Theoretical and Practical Implications
The findings robustly undermine the assumption that adding high-fidelity world model simulators is, in itself, an effective means of bootstrapping agentic foresight or long-horizon reasoning. The central bottleneck in current VLM agents is the absence of mechanisms—either architectural, algorithmic, or protocol-driven—that enable calibrated, strategic, and reflective invocation of external simulation. Neither the modality nor the accuracy of rollouts explains the limited utility observed in practice; rather, the cognitive process connecting the agent’s uncertainty, tool selection, interpretation, and action commitment is misaligned or altogether missing.
Absent explicit governance, agents overtrust their own flawed internal priors, or alternatively, fall into over-planning and action loops.
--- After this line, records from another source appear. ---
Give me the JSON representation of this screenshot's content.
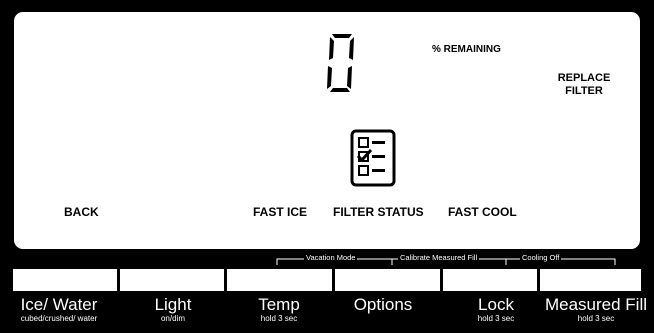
{
  "display": {
    "percent_remaining_label": "% REMAINING",
    "replace_filter_line1": "REPLACE",
    "replace_filter_line2": "FILTER",
    "back": "BACK",
    "fast_ice": "FAST ICE",
    "filter_status": "FILTER STATUS",
    "fast_cool": "FAST COOL",
    "digit_icon": "seven-segment-digit-icon",
    "filter_icon": "filter-checklist-icon"
  },
  "hold_functions": {
    "vacation_mode": "Vacation Mode",
    "calibrate_measured_fill": "Calibrate Measured Fill",
    "cooling_off": "Cooling Off"
  },
  "buttons": [
    {
      "label": "Ice/ Water",
      "sub": "cubed/crushed/ water"
    },
    {
      "label": "Light",
      "sub": "on/dim"
    },
    {
      "label": "Temp",
      "sub": "hold 3 sec"
    },
    {
      "label": "Options",
      "sub": ""
    },
    {
      "label": "Lock",
      "sub": "hold 3 sec"
    },
    {
      "label": "Measured Fill",
      "sub": "hold 3 sec"
    }
  ]
}
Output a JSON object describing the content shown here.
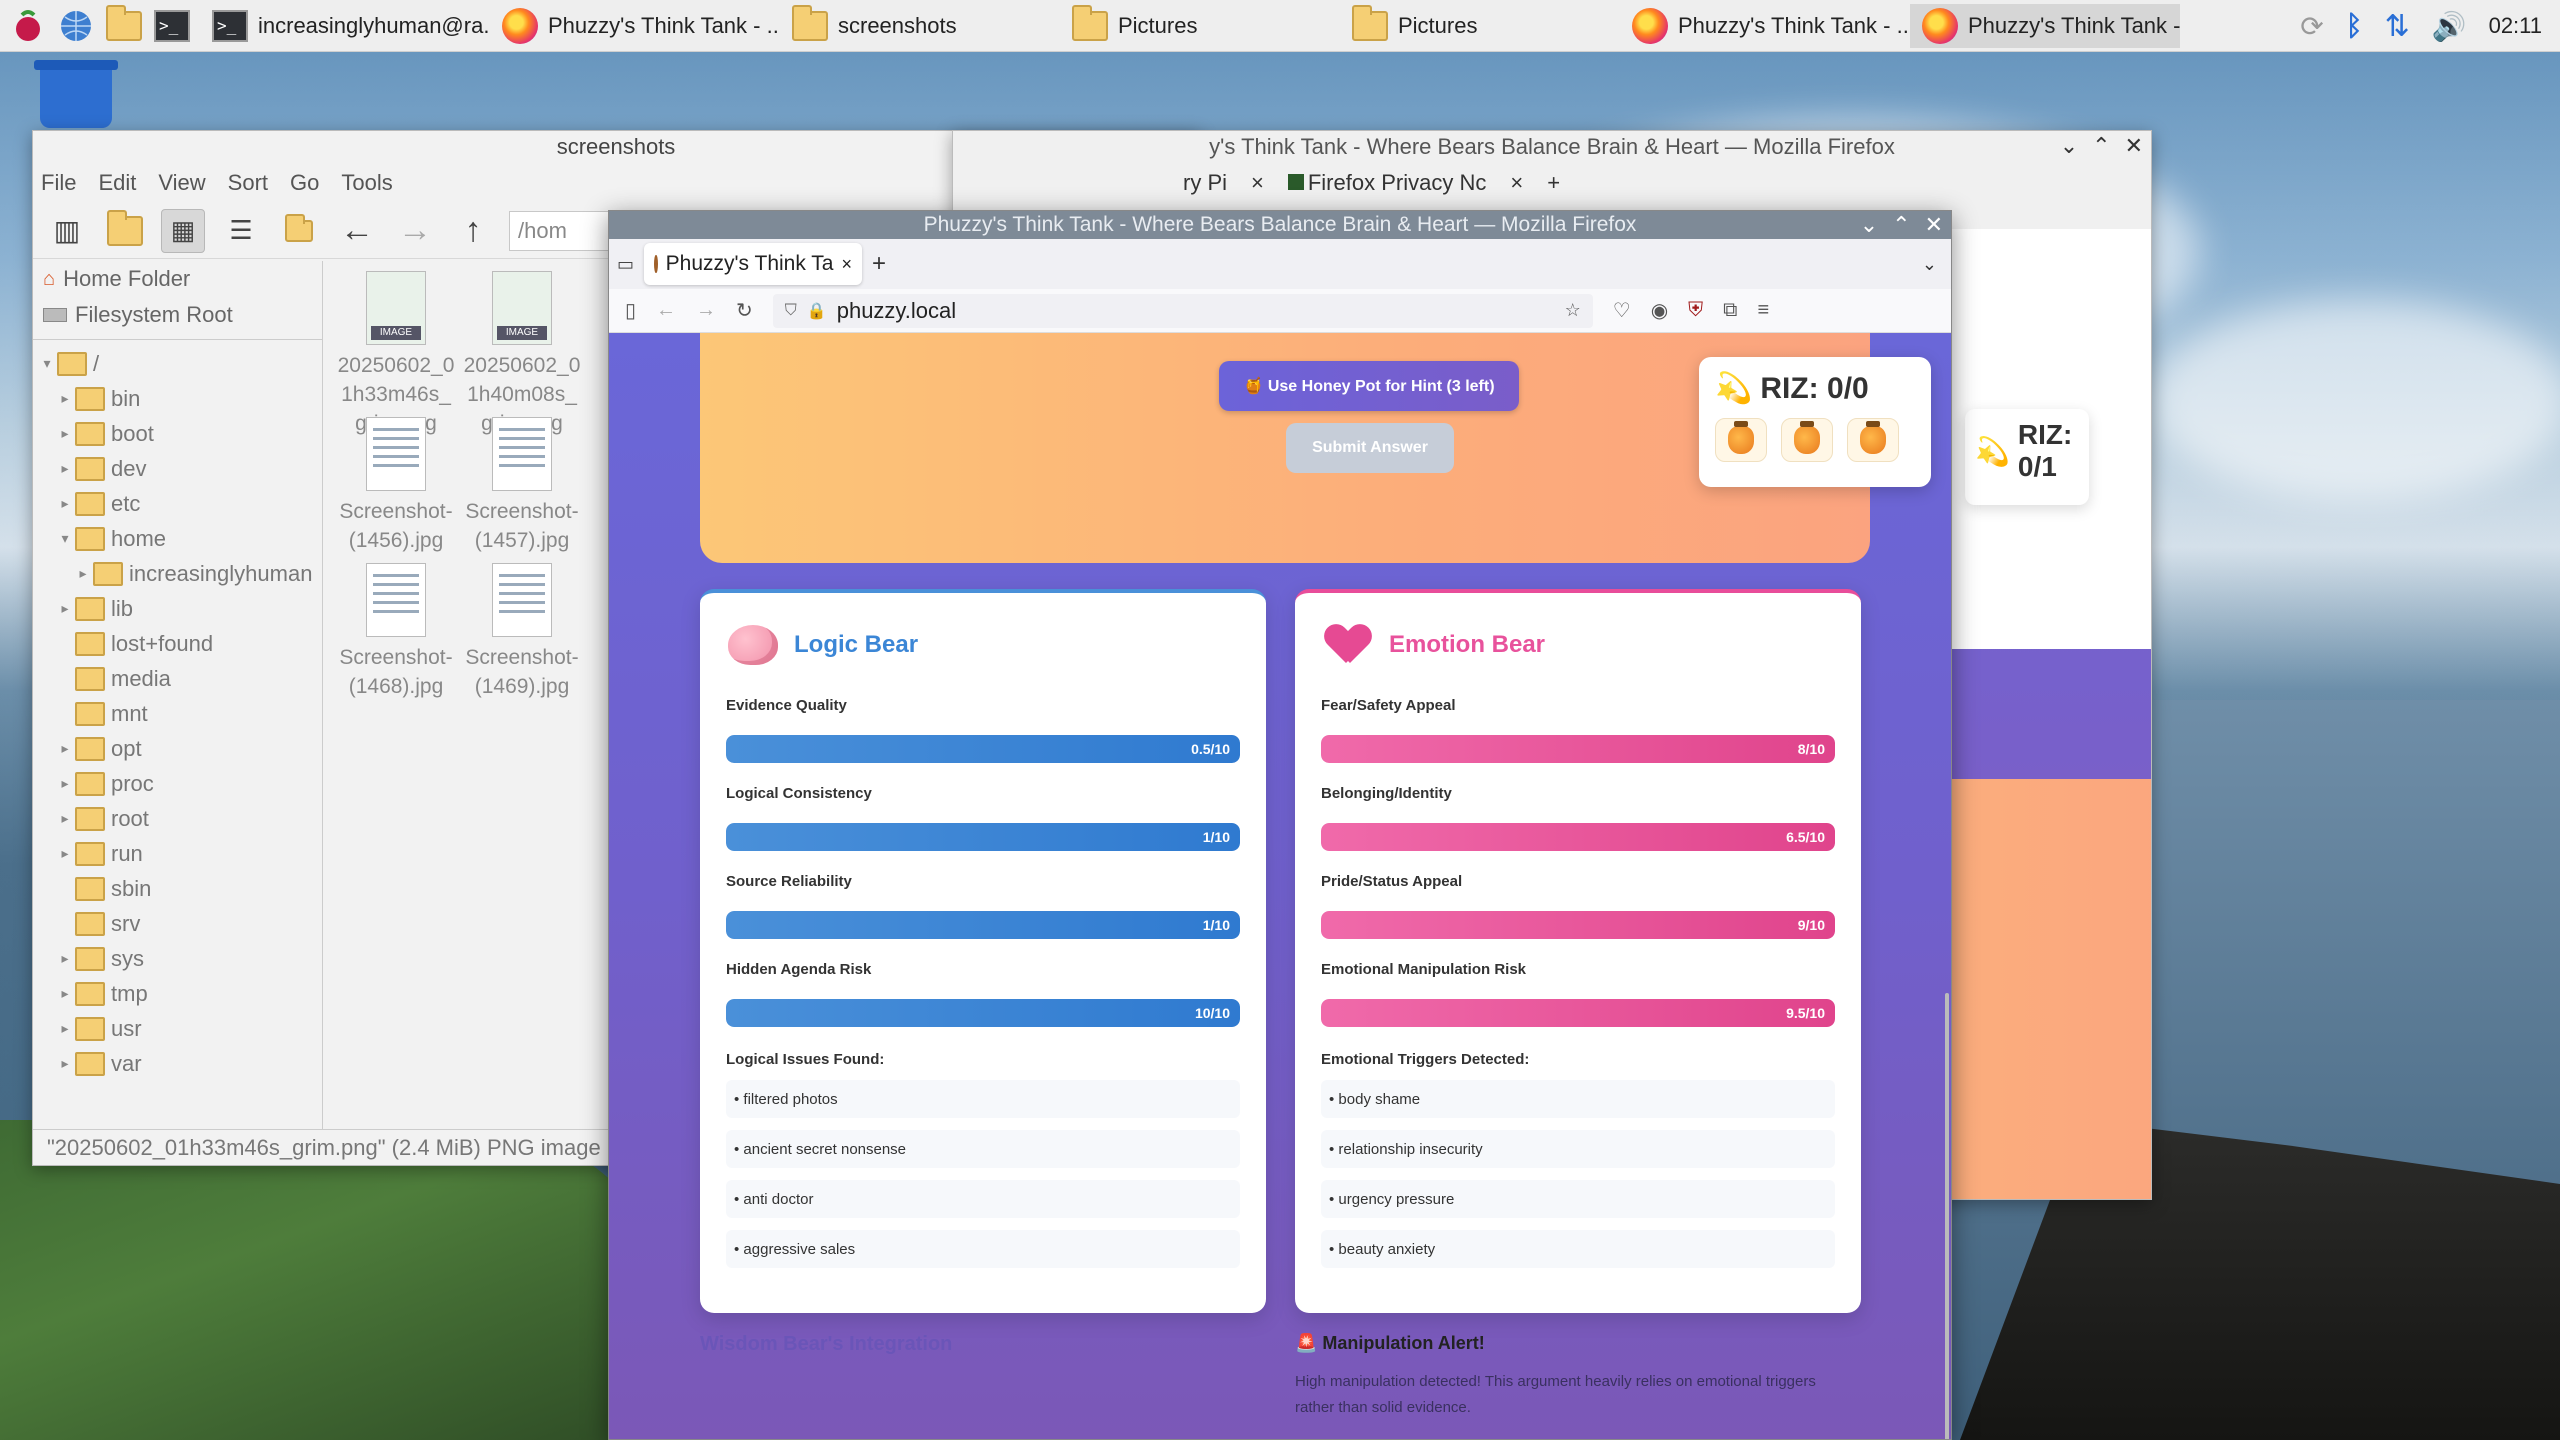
{
  "taskbar": {
    "tasks": [
      {
        "label": "increasinglyhuman@ra...",
        "icon": "terminal-icon"
      },
      {
        "label": "Phuzzy's Think Tank - ...",
        "icon": "firefox-icon"
      },
      {
        "label": "screenshots",
        "icon": "folder-icon"
      },
      {
        "label": "Pictures",
        "icon": "folder-icon"
      },
      {
        "label": "Pictures",
        "icon": "folder-icon"
      },
      {
        "label": "Phuzzy's Think Tank - ...",
        "icon": "firefox-icon"
      },
      {
        "label": "Phuzzy's Think Tank - ...",
        "icon": "firefox-icon"
      }
    ],
    "clock": "02:11"
  },
  "file_manager": {
    "title": "screenshots",
    "menu": [
      "File",
      "Edit",
      "View",
      "Sort",
      "Go",
      "Tools"
    ],
    "path": "/hom",
    "places": [
      "Home Folder",
      "Filesystem Root"
    ],
    "tree": [
      "/",
      "bin",
      "boot",
      "dev",
      "etc",
      "home",
      "increasinglyhuman",
      "lib",
      "lost+found",
      "media",
      "mnt",
      "opt",
      "proc",
      "root",
      "run",
      "sbin",
      "srv",
      "sys",
      "tmp",
      "usr",
      "var"
    ],
    "files": [
      {
        "name": "20250602_01h33m46s_grim.png",
        "l1": "20250602_0",
        "l2": "1h33m46s_",
        "l3": "grim.png",
        "kind": "img"
      },
      {
        "name": "20250602_01h40m08s_grim.png",
        "l1": "20250602_0",
        "l2": "1h40m08s_",
        "l3": "grim.png",
        "kind": "img"
      },
      {
        "name": "Screenshot-(1456).jpg",
        "l1": "Screenshot-",
        "l2": "(1456).jpg",
        "l3": "",
        "kind": "doc"
      },
      {
        "name": "Screenshot-(1457).jpg",
        "l1": "Screenshot-",
        "l2": "(1457).jpg",
        "l3": "",
        "kind": "doc"
      },
      {
        "name": "Screenshot-(1468).jpg",
        "l1": "Screenshot-",
        "l2": "(1468).jpg",
        "l3": "",
        "kind": "doc"
      },
      {
        "name": "Screenshot-(1469).jpg",
        "l1": "Screenshot-",
        "l2": "(1469).jpg",
        "l3": "",
        "kind": "doc"
      }
    ],
    "status": "\"20250602_01h33m46s_grim.png\" (2.4 MiB) PNG image"
  },
  "back_browser": {
    "title": "y's Think Tank - Where Bears Balance Brain & Heart — Mozilla Firefox",
    "tabs": [
      "ry Pi",
      "Firefox Privacy Nc"
    ],
    "riz": "RIZ: 0/1"
  },
  "browser": {
    "title": "Phuzzy's Think Tank - Where Bears Balance Brain & Heart — Mozilla Firefox",
    "tab": "Phuzzy's Think Ta",
    "url": "phuzzy.local"
  },
  "page": {
    "hint_button": "🍯 Use Honey Pot for Hint (3 left)",
    "submit_button": "Submit Answer",
    "riz": "RIZ: 0/0",
    "logic": {
      "title": "Logic Bear",
      "metrics": [
        {
          "label": "Evidence Quality",
          "value": "0.5/10",
          "score": 0.5
        },
        {
          "label": "Logical Consistency",
          "value": "1/10",
          "score": 1
        },
        {
          "label": "Source Reliability",
          "value": "1/10",
          "score": 1
        },
        {
          "label": "Hidden Agenda Risk",
          "value": "10/10",
          "score": 10
        }
      ],
      "issues_title": "Logical Issues Found:",
      "issues": [
        "• filtered photos",
        "• ancient secret nonsense",
        "• anti doctor",
        "• aggressive sales"
      ]
    },
    "emotion": {
      "title": "Emotion Bear",
      "metrics": [
        {
          "label": "Fear/Safety Appeal",
          "value": "8/10",
          "score": 8
        },
        {
          "label": "Belonging/Identity",
          "value": "6.5/10",
          "score": 6.5
        },
        {
          "label": "Pride/Status Appeal",
          "value": "9/10",
          "score": 9
        },
        {
          "label": "Emotional Manipulation Risk",
          "value": "9.5/10",
          "score": 9.5
        }
      ],
      "issues_title": "Emotional Triggers Detected:",
      "issues": [
        "• body shame",
        "• relationship insecurity",
        "• urgency pressure",
        "• beauty anxiety"
      ]
    },
    "wisdom_title": "Wisdom Bear's Integration",
    "alert_title": "🚨 Manipulation Alert!",
    "alert_text": "High manipulation detected! This argument heavily relies on emotional triggers rather than solid evidence."
  }
}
For VQA, simulation is often used as a confirmation rather than discovery tool, thus reinforcing the agent’s initial (potentially erroneous) beliefs instead of driving counterfactual exploration. In agentic control, failures are even starker, with mandates for simulation often resulting in severe performance collapses due to unresolved ambiguity and loss of focus.
Recommendations and Future Directions
The work identifies several actionable research directions:
- Decoupled and Dedicated Modules: Integration of explicit decider, reflector, and memory modules could structure the interaction loop between internal reasoning and foresight.
- Training With Foresight-Sensitive Objectives: Supervised fine-tuning or RL with direct incentives for strategic world model use, diversity and informativeness of queries, and information gain, rather than bare success rate, may be necessary.
- Formulating Hypotheses and Counterfactual Simulation: Agents should be encouraged not only to confirm current beliefs but to generate, discriminate, and select among hypotheses using world model evidence.
- Robust Prompting and Governance Protocols: Current prompt-based interfaces are inadequate for learning nuanced strategies for world model use.
Conclusion
The hypothesis that the addition of a predictive world model as an optional (or forced) tool readily confers agentic foresight is empirically refuted: world model access is, at best, net-neutral and often reliably counterproductive. The main limitation is not the generative capacity of world models but the inability of agentic policies to regulate when, why, and how simulation informs action. Robust anticipatory cognition in agents will require advances in foresight governance, hypothesis management, and explicit mechanisms for integrating hypothetical and real experience in deliberate decision making.
References
Cheng Qian et al., "Current Agents Fail to Leverage World Model as Tool for Foresight", (2601.03905).